Quella “romanità” che a Roma ancora esiste

Curiosando sul profilo Instagram di Rione Roma, siamo rimasti sorpresi dalle foto di Edgardo Cerruto.

Il progetto Rione Roma del quale abbiamo parlato altre volte qui su Piuvolume, è attivo con un processo che come si legge sul sito:

vuole raccontare il quartiere attraverso le parole dei suoi abitanti e frequentatori, dare visibilità agli aspetti insoliti e inaspettati, recuperare la poesia degli spazi quotidiani amplificare i passi di cittadinanza attiva: sono molte le “visioni” possibili e Rione Roma si occupa proprio di questo, di mostrare l’arte nascosta dei quartieri secondo la sua declinazione più contemporanea.

rioneroma.it

Come dicevamo, attraverso gli scatti emergono volti e le parole di protagonisti inattesi, la “romanità” di un tessuto urbano che ancora esiste. Noi di PiuVolume lo abbiamo chiesto direttamente al fotografo autore delle belle immagini, ecco com’è andata. 

Ciao Eddy, raccontaci di queste foto, contrariamente al solito centro “da cartolina”, emerge una Roma autentica e viva, è così che l’hai trovata?

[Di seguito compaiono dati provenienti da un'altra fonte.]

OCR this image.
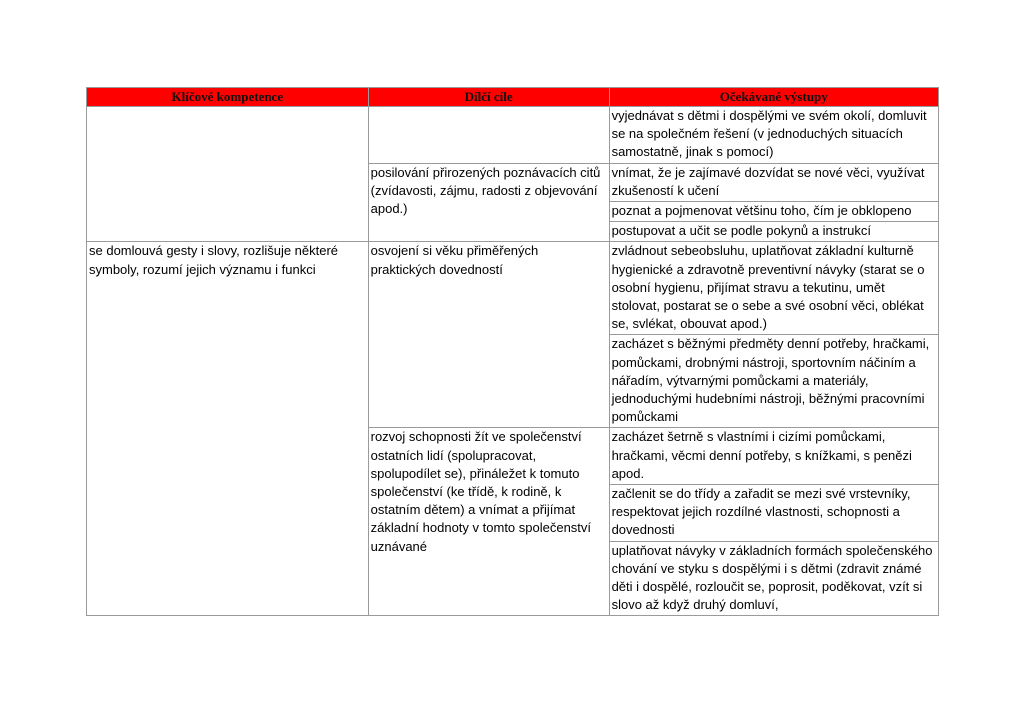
Klíčové kompetence	Dílčí cíle	Očekávané výstupy
		vyjednávat s dětmi i dospělými ve svém okolí, domluvit se na společném řešení (v jednoduchých situacích samostatně, jinak s pomocí)
	posilování přirozených poznávacích citů (zvídavosti, zájmu, radosti z objevování apod.)	vnímat, že je zajímavé dozvídat se nové věci, využívat zkušeností k učení
		poznat a pojmenovat většinu toho, čím je obklopeno
		postupovat a učit se podle pokynů a instrukcí
se domlouvá gesty i slovy, rozlišuje některé symboly, rozumí jejich významu i funkci	osvojení si věku přiměřených praktických dovedností	zvládnout sebeobsluhu, uplatňovat základní kulturně hygienické a zdravotně preventivní návyky (starat se o osobní hygienu, přijímat stravu a tekutinu, umět stolovat, postarat se o sebe a své osobní věci, oblékat se, svlékat, obouvat apod.)
		zacházet s běžnými předměty denní potřeby, hračkami, pomůckami, drobnými nástroji, sportovním náčiním a nářadím, výtvarnými pomůckami a materiály, jednoduchými hudebními nástroji, běžnými pracovními pomůckami
	rozvoj schopnosti žít ve společenství ostatních lidí (spolupracovat, spolupodílet se), přináležet k tomuto společenství (ke třídě, k rodině, k ostatním dětem) a vnímat a přijímat základní hodnoty v tomto společenství uznávané	zacházet šetrně s vlastními i cizími pomůckami, hračkami, věcmi denní potřeby, s knížkami, s penězi apod.
		začlenit se do třídy a zařadit se mezi své vrstevníky, respektovat jejich rozdílné vlastnosti, schopnosti a dovednosti
		uplatňovat návyky v základních formách společenského chování ve styku s dospělými i s dětmi (zdravit známé děti i dospělé, rozloučit se, poprosit, poděkovat, vzít si slovo až když druhý domluví,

Personalmente mi piace la fotografia di strada, e nello specifico incontrare gente. Non è sempre così e non è facile, occorre pazienza, empatia ed entusiasmo nel volere ascoltare le storie che i soggetti vogliono raccontare. Queste fotografie sono state scattate in diverse giornate a fine aprile nel rione Ponte, piazza San Simeone, via dei Coronari e dintorni. Ho conosciuto tante persone, che hanno reso, attraverso le loro storie, ancora più vivo il momento storico che stiamo vivendo. Sono arrivato in “piazzetta”, così la chiamano le persone che la vivono, in un giorno in cui eravamo ancora zona arancione o gialla, non ricordo bene, ma ricordo perfettamente, la mia percezione alla visione di tutto ciò, una Roma chiusa, in “attesa a tempo indeterminato”, del segnale per la ripartenza. Loro: Nino, Antonio, Nicola, Yarech, Massimo e Paolo, erano li a chiacchierare, serenamente e sorseggiare un bicchiere di vino. Mi hanno invitato a sedermi e così è cominciata la nostra conoscenza. 

I volti dei protagonisti raccontano un vissuto denso, eppure le foto trasmettono molta allegria, ci vuoi dire qualche parola su questo?


Ognuno di loro ha un bel trascorso e storie da raccontare. Nino, conosciuto anche come Jonathan, è un vero pezzo di storia del rione. Anni fa aveva un Pub a piazza del Fico. E’ conosciuto praticamente da tutti, chiunque passa ha un ricordo e una storia da raccontare su di lui. Antonio, artista di strada, racconta i tempi che furono del Rione. Negli anni ’60 e ’70 società immobiliari cominciarono ad acquistare appartamenti per ristrutturati ristrutturarli e rivenderli. Racconta dei momenti belli, di quando i ristorati facevano 60/100 coperti al giorno.Chiedo delle loro opere, sempre Antonio, mi dice che non hanno solo opere create da loro, ma anche di altri artisti, più o meno noti, artisti che hanno fatto anche mostre importanti. Nicola, artista di strada, ex fotoreporter, scattava a pellicola. Con lui, attratto dalla mia macchina fotografica, parliamo di fotografia, di come una foto dovrebbe sintetizzare un momento e richiede anche uno sforzo culturale.

Una curiosità, so che ti hanno preparato l’amatriciana, com’era?


L’amatriciana è arrivata l’ultimo giorno che sono andato a fotografare, non l’avevan preparata per me, ma visto l’orario, dove si mangia in 4, si mangia anche in 5, così mi hanno invitato a sedermi. E’ stata un’esperienza straordinaria, mi è sembrato per un attimo di essere dento una scena di un film di Alberto Sordi. Come documentano le foto, un piatto di pasta, un bicchiere di vino, persone con cui scambiare quattro chiacchiere in allegria e la felicità è servita.